Hoy vemos que quienes señalamos que los salarios reales caerían y era necesaria una permanente actualización que nos permitiera hacer saltar el candado de los aumentos escalonados y de una política salarial para todo un año, no estábamos equivocados.
Un diario de hoy señala con justeza: La sintonía fina es un concepto político original, sofisticado, complejo y algo perverso. Resignifica el ajuste y lo convierte en una relación. Lo socializa en múltiples conflictos. Cortes de servicios, suba de tarifas, despidos, freno de la actividad, contención salarial y complicaciones fiscales encuentran su primera estación en las provincias.
(La Capital, 5/2/12)

El ajuste consiste precisamente en Cortes de servicios, suba de tarifas, despidos, freno de la actividad, contención salarial y complicaciones fiscales encuentran su primera estación en las provincias, hay que repetirlo cuantas veces sea necesario.

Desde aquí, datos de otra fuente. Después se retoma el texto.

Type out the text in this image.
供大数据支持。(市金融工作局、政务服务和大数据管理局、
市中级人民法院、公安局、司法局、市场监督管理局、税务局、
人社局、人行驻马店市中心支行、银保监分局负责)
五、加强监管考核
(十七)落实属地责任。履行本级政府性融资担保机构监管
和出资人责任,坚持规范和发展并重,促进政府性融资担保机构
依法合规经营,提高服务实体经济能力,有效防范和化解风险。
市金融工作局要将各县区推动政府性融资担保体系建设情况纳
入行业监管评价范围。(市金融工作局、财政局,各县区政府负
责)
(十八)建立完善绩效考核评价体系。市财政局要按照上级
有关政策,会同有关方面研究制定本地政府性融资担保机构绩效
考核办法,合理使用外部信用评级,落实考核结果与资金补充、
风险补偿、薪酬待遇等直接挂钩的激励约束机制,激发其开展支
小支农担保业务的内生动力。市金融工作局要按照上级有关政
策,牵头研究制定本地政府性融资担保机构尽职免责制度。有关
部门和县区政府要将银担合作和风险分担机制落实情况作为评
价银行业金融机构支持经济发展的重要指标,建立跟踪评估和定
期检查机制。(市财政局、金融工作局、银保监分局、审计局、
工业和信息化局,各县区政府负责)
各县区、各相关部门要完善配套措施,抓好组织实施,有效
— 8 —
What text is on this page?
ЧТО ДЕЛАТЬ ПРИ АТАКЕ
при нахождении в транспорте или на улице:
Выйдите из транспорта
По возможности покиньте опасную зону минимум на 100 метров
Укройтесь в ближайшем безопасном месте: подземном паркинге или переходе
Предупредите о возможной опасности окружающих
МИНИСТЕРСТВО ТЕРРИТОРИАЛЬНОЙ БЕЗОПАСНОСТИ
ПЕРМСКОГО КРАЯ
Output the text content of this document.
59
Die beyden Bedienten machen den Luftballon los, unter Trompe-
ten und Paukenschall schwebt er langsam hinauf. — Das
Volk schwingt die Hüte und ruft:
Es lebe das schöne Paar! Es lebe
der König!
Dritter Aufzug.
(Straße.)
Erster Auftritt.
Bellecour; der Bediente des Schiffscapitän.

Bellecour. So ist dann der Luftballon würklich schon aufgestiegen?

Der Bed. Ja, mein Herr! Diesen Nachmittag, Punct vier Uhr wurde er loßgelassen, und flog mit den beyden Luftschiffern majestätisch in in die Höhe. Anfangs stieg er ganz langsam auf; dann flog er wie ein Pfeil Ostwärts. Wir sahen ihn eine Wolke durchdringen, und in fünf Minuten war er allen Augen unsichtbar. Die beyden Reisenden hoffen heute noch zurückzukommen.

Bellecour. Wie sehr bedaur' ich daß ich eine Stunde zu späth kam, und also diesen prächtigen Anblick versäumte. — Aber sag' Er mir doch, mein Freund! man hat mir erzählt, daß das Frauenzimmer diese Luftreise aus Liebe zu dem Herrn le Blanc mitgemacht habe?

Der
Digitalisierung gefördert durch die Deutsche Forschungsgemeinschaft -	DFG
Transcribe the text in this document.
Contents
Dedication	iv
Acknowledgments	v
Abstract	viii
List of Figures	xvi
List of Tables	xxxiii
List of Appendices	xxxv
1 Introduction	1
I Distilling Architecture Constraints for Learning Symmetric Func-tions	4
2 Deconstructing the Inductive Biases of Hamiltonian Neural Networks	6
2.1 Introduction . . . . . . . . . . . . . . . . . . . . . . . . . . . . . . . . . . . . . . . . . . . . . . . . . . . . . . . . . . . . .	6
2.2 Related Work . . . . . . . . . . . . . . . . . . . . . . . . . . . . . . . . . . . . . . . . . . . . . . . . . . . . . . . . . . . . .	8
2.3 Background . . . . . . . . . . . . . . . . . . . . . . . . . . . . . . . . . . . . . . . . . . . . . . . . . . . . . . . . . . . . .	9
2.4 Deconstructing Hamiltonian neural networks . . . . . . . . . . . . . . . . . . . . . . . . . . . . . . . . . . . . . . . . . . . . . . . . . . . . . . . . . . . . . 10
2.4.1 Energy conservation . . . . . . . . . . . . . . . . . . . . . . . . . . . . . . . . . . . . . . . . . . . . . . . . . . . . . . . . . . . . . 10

Hay despidos en empresas y caducidades de contratos en estatales y preparan más; de las tarifas ya todos sabemos la ferocidad de los aumentos, hay desmantelamiento de servicios por doquier (en docentes, la escandalosa situación de los equipos socioeducativos, por ejemplo) y si es por complicaciones fiscales, ahí están, hablando de una reforma tributaria -como si dentro de tal reforma se pudieran cambiar las enormes contribuciones que hacemos los trabajadores por otras que harían los ricos- para engañar a la gente, porque toda la realidad la sintetizó claramente el Gobernador Bonfati: "no hay otra"... "Hay que incrementar los impuestos".
Bien: nosotros estamos ubicados en esa primera estación. Y algo más: esto que se describe no es para un futuro, está ocurriendo hoy y quién no se haya desayunado con los aumentos ya en curso, lo hará de la peor manera a partir de unos días más, o sea, en marzo.

PREGUNTAS CON RESPUESTA.

Entonces nos preguntamos....¿de dónde sacaron los burócratas las cifras de aumento que están planteando?. De nuestras necesidades seguramente no, porque bien sabemos los trabajadores que hoy el salario está muy por debajo de la canasta familiar y que más allá de los ya producidos (transporte por ejemplo), nos esperan aumento de tarifas, algunos incluso por encima del 100%, que dejan obsoletos los porcentajes que se barajan antes de que se inicien siquiera las tratativas. A quién se le ocurre hablar hoy de 25,30,20 o lo que fuera, cuando para mañana hay ya decretados aumentos de servicios de más del 100%.
Debemos respondernos pues, que es evidente que la burocracia ya ha acordado con el gobierno fijando, no el piso como dicen, sino el techo de no más del 25% o 30% de aumento salarial, contribuyendo con eso a viabilizar la política de ajuste. Este es el nombre propio de lo que están poniendo en marcha.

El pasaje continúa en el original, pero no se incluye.